My digital camera is one of my most valued tools.  A picture of a pot I want redone for winter, a garden I need weeded and staked, a tree I need lighted-the pictures tell the story better than I could.  Pictures that I print at 7 am I cannot find at nine.  Where do they go?  They might be outside next to a barrel full of redtwig dogwood.  They may be on my layout table.  They may be stuffed into my coat pocket.  Some vanish without a trace-I suspect they just picked up and inexplicably moved to Indiana.  I reprint the pictures.  Some pictures come back to me with the daily job report.  These pictures have absorbed every ounce of water from the wet hands that handled them.  These blurry sheets in the file-Monica deals with them without comment. She has infinitely more dignity and aplomb than I-where were those pictures today?  Clearly not in the truck.  In the bottom of a bucket, under a wet sleeve-on the job.

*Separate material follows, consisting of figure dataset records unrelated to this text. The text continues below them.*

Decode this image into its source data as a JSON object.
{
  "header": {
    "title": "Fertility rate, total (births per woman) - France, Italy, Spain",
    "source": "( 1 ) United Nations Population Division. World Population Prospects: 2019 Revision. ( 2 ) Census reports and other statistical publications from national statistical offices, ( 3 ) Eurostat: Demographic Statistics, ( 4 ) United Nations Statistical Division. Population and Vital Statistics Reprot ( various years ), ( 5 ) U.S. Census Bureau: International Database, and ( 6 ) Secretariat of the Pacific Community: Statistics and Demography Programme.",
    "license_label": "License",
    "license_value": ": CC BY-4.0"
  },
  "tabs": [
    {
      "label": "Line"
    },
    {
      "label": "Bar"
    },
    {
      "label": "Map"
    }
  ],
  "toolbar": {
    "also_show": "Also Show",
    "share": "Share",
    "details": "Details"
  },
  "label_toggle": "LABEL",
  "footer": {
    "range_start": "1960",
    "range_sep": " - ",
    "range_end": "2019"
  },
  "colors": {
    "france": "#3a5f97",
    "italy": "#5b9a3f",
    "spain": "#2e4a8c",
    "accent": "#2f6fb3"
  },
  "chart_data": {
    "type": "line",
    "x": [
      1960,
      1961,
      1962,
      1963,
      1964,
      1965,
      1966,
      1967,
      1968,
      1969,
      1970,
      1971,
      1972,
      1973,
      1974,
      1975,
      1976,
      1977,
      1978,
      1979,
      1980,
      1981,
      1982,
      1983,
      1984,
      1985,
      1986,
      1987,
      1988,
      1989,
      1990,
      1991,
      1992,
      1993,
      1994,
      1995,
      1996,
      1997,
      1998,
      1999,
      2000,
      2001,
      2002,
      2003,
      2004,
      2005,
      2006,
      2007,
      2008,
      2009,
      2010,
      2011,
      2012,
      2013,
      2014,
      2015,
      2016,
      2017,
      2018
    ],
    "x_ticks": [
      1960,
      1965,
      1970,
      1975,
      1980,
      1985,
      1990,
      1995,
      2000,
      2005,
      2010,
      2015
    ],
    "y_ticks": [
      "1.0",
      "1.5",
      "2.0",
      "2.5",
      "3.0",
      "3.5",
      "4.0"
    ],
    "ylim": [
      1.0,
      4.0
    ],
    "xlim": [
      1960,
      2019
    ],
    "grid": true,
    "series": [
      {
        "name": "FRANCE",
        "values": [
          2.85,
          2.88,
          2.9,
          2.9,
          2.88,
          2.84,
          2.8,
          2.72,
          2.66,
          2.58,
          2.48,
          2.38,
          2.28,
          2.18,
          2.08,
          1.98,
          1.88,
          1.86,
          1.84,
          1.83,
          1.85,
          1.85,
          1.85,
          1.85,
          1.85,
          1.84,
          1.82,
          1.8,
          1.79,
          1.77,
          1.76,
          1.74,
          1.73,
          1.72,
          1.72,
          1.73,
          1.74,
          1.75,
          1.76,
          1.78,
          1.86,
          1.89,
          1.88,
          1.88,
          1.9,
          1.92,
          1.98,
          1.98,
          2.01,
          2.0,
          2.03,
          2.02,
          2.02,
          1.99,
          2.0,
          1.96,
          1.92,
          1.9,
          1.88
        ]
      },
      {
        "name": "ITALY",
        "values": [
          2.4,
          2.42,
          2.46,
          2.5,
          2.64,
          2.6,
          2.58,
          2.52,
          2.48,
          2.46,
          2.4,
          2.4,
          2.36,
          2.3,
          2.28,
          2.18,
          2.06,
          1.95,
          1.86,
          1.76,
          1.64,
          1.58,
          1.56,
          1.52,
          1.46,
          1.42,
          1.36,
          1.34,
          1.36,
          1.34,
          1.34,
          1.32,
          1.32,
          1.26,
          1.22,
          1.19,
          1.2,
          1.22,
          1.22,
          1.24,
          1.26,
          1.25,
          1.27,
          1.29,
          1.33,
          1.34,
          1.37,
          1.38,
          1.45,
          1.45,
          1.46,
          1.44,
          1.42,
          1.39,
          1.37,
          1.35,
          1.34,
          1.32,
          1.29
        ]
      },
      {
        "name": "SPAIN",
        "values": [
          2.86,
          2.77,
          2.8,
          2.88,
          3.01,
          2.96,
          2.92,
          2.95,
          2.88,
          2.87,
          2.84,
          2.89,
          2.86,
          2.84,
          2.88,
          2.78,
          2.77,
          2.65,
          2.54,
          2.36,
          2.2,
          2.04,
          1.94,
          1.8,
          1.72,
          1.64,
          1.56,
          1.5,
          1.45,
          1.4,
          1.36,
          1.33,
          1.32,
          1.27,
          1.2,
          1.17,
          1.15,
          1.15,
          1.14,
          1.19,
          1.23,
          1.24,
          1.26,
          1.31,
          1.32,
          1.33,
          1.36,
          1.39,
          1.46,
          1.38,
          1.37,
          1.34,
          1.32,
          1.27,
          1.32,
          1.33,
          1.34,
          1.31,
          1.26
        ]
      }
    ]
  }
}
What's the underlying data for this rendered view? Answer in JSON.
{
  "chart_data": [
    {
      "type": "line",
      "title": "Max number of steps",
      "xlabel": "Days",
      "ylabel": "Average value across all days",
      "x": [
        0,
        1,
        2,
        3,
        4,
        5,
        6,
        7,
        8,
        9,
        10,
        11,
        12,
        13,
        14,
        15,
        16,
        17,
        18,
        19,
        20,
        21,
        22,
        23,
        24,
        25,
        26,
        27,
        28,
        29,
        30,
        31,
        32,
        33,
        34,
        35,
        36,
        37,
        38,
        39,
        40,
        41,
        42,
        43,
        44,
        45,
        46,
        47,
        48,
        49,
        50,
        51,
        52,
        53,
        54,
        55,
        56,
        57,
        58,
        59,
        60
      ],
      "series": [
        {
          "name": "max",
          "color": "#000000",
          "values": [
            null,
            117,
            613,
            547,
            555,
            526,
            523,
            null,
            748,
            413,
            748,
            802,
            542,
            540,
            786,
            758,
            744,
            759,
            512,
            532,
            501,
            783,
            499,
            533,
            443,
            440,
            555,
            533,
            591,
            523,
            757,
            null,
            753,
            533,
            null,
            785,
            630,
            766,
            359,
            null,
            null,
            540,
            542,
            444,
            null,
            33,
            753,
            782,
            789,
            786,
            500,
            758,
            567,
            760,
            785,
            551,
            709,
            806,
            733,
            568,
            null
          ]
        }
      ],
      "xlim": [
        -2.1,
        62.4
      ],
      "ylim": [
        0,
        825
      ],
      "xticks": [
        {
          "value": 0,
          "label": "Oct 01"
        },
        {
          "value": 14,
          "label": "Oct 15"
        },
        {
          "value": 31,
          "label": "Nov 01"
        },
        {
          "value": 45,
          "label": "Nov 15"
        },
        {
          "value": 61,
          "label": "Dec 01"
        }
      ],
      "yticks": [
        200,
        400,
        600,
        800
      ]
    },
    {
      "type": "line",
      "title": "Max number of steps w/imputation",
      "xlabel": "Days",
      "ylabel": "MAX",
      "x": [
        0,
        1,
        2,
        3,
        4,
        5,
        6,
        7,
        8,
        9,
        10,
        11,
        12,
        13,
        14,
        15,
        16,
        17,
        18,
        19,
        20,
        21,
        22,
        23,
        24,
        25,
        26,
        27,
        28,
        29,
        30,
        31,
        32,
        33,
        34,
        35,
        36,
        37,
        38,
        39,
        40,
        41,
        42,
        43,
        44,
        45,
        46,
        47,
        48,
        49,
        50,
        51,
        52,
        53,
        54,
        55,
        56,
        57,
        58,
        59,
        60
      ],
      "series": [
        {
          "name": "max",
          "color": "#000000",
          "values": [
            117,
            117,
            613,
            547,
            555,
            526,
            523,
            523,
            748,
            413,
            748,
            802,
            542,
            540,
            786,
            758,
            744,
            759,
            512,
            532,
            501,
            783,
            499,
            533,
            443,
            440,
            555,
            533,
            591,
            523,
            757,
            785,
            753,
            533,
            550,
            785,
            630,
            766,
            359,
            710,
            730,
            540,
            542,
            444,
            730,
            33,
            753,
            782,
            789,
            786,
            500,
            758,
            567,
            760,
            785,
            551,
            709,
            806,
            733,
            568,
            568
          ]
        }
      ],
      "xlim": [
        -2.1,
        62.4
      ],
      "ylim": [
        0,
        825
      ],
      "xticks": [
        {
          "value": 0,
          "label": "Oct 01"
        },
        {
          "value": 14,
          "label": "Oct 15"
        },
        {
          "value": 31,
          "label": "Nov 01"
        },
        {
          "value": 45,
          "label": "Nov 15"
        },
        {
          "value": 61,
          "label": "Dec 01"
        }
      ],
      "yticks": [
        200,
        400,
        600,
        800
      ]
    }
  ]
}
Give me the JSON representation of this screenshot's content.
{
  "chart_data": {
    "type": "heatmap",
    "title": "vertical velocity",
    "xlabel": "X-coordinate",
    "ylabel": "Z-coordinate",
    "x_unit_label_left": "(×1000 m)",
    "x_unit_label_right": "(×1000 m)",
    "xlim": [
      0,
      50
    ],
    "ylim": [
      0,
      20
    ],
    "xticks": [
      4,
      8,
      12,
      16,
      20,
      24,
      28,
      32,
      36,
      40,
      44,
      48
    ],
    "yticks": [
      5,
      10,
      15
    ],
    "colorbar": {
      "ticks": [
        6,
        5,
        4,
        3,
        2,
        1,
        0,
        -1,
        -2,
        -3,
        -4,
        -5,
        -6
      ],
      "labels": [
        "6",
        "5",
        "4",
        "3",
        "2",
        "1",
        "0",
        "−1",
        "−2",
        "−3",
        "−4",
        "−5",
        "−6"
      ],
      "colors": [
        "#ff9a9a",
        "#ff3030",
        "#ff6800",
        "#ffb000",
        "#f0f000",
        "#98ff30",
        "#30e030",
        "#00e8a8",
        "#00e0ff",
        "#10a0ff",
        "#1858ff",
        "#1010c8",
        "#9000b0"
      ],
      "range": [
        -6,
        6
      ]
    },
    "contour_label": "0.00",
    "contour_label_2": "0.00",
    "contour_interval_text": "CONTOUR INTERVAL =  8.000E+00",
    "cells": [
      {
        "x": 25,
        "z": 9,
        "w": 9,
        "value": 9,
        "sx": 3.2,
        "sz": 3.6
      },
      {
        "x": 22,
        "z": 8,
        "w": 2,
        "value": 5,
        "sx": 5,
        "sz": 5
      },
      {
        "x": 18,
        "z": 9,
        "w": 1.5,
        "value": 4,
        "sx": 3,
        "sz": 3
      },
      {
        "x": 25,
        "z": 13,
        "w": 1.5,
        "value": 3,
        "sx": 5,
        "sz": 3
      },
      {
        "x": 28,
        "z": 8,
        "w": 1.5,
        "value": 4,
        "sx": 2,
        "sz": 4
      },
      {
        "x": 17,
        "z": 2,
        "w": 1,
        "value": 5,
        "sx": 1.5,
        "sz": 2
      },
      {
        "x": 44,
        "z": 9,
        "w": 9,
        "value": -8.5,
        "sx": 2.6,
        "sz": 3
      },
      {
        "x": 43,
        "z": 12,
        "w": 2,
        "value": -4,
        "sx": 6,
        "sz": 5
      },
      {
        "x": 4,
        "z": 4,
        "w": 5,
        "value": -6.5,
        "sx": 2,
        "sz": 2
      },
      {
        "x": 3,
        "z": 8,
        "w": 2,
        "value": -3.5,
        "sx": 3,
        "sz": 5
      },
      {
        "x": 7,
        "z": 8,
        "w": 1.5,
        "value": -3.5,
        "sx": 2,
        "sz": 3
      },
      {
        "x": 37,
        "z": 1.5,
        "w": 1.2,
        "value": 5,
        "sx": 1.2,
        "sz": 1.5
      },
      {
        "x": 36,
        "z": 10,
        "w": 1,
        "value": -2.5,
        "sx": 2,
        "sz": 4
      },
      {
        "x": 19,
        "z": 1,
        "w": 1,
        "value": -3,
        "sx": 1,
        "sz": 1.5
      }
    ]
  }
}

I make 5 by 7 cards for every job.  The card stock is sturdy.  I tack each card on my cork board.  Should a card come off the board, and travel to garage-trouble.  Those floating cards move in and out of my view-and my grasp. A job card on the loose-this I dread.  Who takes those cards off my board, and tosses them into the atmosphere?  Where did I leave my keys?  I know I was working on a vignette in the shop-where did I set down my coffee cup?  Where did I plant that start of European ginger? Did I plant tulips here-or over there?  Did I not order up a family of handmade life size grapevine deer-where are they?

 Christine Jamieson has worked the weekend shift for me for many years. A Brit through and through, she never blinked when I expressed my exasperation about the disappearance of my Joyce Chen shears.  The borrowers got them-she said.  The borrowers?  Who knew; a series of childrens books by Mary Norton-the first of which was published in 1952-posit the existence of the borrowers.  Little people, unbeknownst to humans, live in the floorboards of the homes of the big people.  They borrow whatever they need to survive, unseen by people of my size.  I like this story.  The borrowers-they must be moving my tools around in the middle of the night. They must need to fix or construct something.  Maybe they are bored, and like seeing me seach 10,000 square feet for a pair of shears.  They provide my life with a little challenge I did not plan on.  What could be better?

Comments

  1. I absolutely love all your blogs but Sunday’s opinion are always very special, especially this weeks. You need to publish because I need a bound copy of all your opinions.

  2. My grandmother would have said it was the “wee folk”. Great post. Actually great blog!!